Update/Fix 24/2/2022
It appears that in the end much of this issue was down to a basic error on my part! I have previously documented here and here about the collision of object namespaces when loading multiple webpack bundles for separately deployed web components/angular elements. My solution is to perform a custom post build step to rename the root webpack objects to be unique for each webpack deployment.
This requires building to be done using npm via npm run build rather than the basic angular/cli ng build. Unfortunately I did the latter when initially rebuilding the microapps, hence the post build step did not run and I suffered the consequences I have seen previously due to namespace collisions. Once I rebuild everything correctly, all the microapps worked fine.
Original Post
I had reinstalled a PC from scratch with Windows 10, and this required rebuilding my whole dev environment from scratch. I hit some issues when I just simplistically tried the latest node via nvm install, and the latest angular (14) on projects previously run under angular 11 – builds failed and would not complete. Initially I had failed to install node-sass, so installing this helped, but I was still getting webpack errors on building.

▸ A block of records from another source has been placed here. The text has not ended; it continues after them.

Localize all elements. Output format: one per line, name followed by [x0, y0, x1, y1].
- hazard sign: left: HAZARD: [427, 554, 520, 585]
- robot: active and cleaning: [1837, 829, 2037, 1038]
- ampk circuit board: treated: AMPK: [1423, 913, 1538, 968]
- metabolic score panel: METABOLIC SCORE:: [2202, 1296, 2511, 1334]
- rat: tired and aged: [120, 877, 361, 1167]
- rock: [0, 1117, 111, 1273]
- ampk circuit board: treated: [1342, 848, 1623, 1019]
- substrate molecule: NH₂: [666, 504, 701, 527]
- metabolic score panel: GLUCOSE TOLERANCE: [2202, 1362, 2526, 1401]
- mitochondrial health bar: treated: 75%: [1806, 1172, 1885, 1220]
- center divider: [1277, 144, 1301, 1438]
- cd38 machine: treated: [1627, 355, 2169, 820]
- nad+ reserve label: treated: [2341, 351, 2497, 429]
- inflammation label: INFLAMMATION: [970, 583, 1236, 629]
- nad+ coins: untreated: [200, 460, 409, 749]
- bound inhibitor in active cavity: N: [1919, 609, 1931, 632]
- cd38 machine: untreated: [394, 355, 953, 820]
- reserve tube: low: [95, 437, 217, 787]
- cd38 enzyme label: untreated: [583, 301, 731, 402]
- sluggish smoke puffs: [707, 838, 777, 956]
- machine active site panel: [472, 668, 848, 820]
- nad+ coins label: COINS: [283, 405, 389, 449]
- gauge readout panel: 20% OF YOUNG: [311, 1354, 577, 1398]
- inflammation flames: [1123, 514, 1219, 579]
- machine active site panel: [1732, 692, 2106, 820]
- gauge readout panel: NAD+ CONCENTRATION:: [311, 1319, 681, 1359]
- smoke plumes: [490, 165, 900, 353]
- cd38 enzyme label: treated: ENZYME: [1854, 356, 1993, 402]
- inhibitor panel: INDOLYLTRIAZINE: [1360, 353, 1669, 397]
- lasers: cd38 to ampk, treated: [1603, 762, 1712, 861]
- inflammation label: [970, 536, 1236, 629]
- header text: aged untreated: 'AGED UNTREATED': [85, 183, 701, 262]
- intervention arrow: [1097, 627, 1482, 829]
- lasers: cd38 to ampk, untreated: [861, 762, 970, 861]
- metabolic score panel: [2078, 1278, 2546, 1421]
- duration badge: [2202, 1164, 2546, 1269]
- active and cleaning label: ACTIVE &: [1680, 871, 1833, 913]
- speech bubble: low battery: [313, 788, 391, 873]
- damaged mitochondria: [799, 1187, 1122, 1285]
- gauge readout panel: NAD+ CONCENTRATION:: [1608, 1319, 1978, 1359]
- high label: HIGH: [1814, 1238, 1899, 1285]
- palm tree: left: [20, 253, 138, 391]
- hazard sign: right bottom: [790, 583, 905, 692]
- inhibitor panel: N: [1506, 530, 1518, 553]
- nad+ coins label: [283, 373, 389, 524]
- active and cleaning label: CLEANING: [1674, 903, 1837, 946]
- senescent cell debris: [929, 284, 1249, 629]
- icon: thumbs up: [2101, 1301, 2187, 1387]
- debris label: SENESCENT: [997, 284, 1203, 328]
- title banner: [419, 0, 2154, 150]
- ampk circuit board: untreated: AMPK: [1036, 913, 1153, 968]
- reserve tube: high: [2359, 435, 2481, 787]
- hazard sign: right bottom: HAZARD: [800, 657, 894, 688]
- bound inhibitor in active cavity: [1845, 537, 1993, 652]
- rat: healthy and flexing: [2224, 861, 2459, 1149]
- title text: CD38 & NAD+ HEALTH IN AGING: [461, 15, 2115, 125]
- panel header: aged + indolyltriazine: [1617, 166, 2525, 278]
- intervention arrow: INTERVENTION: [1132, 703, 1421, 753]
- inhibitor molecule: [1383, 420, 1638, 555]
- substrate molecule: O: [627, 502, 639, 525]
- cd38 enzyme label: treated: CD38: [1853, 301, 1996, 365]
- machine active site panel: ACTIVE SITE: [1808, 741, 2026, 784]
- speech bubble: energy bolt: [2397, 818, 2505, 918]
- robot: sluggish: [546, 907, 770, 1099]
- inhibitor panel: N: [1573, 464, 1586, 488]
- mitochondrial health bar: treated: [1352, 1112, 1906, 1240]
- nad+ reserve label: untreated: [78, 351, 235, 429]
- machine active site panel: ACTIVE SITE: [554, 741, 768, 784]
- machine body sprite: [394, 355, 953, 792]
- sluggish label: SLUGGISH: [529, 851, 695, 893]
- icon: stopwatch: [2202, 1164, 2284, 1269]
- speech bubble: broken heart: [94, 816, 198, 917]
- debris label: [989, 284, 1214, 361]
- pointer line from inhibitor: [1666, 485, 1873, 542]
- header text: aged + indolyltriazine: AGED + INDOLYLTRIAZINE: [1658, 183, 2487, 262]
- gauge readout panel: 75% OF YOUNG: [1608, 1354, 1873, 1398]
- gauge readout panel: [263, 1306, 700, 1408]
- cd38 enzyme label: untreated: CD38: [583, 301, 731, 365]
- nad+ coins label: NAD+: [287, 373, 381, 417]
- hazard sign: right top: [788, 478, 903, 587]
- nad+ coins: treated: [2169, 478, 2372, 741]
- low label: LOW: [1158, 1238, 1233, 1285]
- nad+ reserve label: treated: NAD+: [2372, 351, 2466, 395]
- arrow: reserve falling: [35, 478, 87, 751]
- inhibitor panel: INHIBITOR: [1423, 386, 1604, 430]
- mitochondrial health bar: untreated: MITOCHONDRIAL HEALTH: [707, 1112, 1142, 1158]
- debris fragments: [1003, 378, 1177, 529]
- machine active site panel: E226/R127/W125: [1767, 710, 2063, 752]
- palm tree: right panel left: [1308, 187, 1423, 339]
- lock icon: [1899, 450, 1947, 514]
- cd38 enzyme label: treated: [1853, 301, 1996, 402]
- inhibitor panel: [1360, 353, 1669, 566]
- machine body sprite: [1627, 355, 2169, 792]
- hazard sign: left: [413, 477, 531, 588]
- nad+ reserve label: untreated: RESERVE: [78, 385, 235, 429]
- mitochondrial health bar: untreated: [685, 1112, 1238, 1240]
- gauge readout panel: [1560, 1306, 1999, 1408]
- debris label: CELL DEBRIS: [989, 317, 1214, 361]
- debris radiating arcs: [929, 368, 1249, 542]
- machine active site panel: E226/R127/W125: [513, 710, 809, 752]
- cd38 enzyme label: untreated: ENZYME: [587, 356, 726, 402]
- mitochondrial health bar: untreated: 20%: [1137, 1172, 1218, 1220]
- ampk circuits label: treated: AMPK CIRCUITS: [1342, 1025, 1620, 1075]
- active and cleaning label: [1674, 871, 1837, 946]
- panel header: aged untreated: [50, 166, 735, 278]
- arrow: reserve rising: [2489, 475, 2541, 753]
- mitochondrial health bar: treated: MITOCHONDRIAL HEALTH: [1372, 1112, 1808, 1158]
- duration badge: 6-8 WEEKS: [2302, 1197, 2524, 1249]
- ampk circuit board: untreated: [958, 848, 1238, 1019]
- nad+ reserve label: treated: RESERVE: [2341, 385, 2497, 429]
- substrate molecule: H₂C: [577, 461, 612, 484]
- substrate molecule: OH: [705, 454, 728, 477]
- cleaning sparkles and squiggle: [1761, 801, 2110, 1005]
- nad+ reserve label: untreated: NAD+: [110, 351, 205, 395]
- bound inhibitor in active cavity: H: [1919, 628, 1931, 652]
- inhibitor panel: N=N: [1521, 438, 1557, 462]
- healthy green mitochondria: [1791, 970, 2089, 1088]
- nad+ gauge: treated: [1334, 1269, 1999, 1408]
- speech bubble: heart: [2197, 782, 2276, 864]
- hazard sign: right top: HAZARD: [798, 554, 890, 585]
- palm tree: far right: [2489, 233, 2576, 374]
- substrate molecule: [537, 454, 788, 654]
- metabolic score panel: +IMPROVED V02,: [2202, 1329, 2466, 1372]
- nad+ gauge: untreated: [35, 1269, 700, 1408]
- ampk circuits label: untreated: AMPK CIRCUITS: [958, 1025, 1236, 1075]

I reverted to angular 11, but also reverted node as well. Finding a compatibility matrix for the versions was tricky but this one on stack overflow was a real help. I therefore reverted node to 12.11.1 using nvm install 12.11.1., and reverted node-sass to 5.0 due to some build errors that stated that 4.0 or 5.0 was needed.
Having done this, I was able to do a build using ng build, but this would not run using http-server, which gave the error “Error [ERR_HTTP_HEADERS_SENT]: Cannot set headers after they are sent to the client”. My next action was to suspend/pause Kaspersky Antivirus, which helped, as it revealed a firewall port that I needed to enable. When I then immediately tried running directly using ng serve, this worked fine and I was finally able to successfully run my microapp fabric.
I then uploaded the built microapp as a test version under my zen hosting and tried running it from there. This ran fine with no errors, pointing to a local issue with my http-server. This likely needed an older version. I reverted to 0.12.2 to correspond with the current version when I last worked on the microapps, using the http-server version list here, but this did not work.
I then checked exactly which versions of key components had been used successfully under Windows 7, and reverted to exactly those versions. These were v15.5.0 of node.js, and v0.12.3 of http-server. This worked successfully, and I was able to run compiled versions of both the fabric and the dataview microapp. Whilst I could have checked the versions used previously more carefully, this certainly highlights the potential brittleness of the environment as a whole to version changes.
I then upgraded http-server to the latest version and tried again, and everything still worked fine. Therefore, this definitely appears to point to an issue with the version of node.js alone. It also highlights issues with the version matrix I hunted down previously as above. I ended up using a later version of node which was technically incompatible in terms of the above version matrix, but which worked successfully, whereas a version mandated by the version matrix failed completely with the above error.
This whole area of versioning can certainly prove to be an unexpected and ill-documented minefield!